Moi qui ne suis pas toujours la plus efficace en titraille, j’ai très vite trouvé l’intitulé de mon projet. Il permettait aussi bien d’annoncer les deux pans du problème que l’intérêt que je trouvais à les mêler. Et puis le livre est paru, et la question est revenue par vagues : c’est quoi, le technoféminisme ?
Or, jusque là, je ne me vivais pas comme une créatrice de concept. J’avais avant tout accompli une démarche journalistique : en m’appuyant sur toute la documentation sur laquelle j’avais pu mettre la main, en menant des entretiens avec diverses expertes et actrices de terrain, j’ai tenté de creuser des questions comme celle des effets des cyberviolences sur la démocratie, l’oubli des femmes et des minorités dans l’histoire de l’une des industries les plus importantes du XXIe siècle, la manière dont l’intelligence artificielle a été développée ou l’usage de l’idée de consentement dans les mondes connectés.
Pour autant, ma réflexion ne venait pas de nulle part.

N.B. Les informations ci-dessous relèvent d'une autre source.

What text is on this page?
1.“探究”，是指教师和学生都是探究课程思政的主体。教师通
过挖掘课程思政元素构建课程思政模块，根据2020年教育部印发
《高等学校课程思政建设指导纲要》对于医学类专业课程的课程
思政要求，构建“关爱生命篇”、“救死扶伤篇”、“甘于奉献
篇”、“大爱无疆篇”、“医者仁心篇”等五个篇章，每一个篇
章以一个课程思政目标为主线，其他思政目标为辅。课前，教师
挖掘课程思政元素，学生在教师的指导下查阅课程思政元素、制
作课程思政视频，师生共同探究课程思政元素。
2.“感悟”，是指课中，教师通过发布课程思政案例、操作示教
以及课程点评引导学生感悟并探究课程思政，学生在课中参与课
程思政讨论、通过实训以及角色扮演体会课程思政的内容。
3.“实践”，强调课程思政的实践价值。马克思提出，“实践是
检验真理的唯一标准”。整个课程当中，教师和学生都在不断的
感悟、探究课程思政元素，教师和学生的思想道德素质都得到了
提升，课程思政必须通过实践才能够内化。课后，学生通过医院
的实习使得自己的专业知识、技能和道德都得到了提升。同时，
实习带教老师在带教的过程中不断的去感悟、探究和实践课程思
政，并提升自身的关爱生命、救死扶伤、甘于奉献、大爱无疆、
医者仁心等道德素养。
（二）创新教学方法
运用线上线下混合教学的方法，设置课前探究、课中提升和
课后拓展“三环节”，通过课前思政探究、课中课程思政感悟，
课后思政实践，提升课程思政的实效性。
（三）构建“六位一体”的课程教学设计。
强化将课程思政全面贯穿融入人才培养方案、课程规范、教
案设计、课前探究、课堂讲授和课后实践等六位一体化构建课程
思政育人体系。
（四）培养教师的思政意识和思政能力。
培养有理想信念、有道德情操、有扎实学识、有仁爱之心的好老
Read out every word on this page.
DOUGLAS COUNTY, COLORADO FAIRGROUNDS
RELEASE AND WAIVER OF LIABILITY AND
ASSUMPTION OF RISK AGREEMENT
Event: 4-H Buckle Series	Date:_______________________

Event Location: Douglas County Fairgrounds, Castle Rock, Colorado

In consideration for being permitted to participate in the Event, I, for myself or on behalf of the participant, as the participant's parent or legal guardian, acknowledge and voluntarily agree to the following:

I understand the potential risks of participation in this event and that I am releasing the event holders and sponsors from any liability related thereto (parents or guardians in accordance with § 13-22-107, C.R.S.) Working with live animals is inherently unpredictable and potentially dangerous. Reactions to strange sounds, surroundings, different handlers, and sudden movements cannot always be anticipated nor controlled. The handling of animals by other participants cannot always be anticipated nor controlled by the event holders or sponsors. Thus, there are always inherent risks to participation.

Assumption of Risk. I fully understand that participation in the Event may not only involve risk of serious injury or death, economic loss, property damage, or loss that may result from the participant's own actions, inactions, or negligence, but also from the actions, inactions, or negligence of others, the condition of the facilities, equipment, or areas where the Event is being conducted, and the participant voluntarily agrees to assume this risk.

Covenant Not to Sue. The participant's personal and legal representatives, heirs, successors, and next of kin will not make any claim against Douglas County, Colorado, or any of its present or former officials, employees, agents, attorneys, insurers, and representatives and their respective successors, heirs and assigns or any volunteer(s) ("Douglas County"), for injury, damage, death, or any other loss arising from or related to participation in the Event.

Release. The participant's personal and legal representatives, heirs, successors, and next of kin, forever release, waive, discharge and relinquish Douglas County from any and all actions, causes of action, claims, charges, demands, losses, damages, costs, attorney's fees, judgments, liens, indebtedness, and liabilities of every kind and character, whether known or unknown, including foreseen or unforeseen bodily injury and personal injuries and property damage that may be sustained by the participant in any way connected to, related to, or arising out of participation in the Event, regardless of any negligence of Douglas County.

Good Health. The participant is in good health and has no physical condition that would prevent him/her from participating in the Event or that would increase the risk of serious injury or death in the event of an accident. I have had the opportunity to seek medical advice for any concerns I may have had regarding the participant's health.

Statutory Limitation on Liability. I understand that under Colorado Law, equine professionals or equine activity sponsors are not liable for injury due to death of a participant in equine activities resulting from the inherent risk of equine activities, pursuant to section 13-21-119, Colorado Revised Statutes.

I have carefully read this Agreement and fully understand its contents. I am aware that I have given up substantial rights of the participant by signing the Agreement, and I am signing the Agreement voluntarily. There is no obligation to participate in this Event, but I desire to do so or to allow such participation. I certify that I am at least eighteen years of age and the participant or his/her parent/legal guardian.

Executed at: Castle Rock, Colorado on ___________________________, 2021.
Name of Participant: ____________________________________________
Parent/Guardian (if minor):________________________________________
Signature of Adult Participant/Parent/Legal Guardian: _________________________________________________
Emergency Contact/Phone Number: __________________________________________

En creusant l’histoire du domaine, j’ai croisé le courant cyberféministe, qui a promu l’appropriation du cyberspace et des technologies par et pour les femmes. Mais dans mon esprit, ce mouvement est ancré dans un moment historique précis : celui des années 1980-1990, celui des textes fondateurs d’une certaine culture numérique - le manifeste cyborg de Donna Haraway, le manifeste cyberféministe du collectif VNS Matrix, ce genre de chose.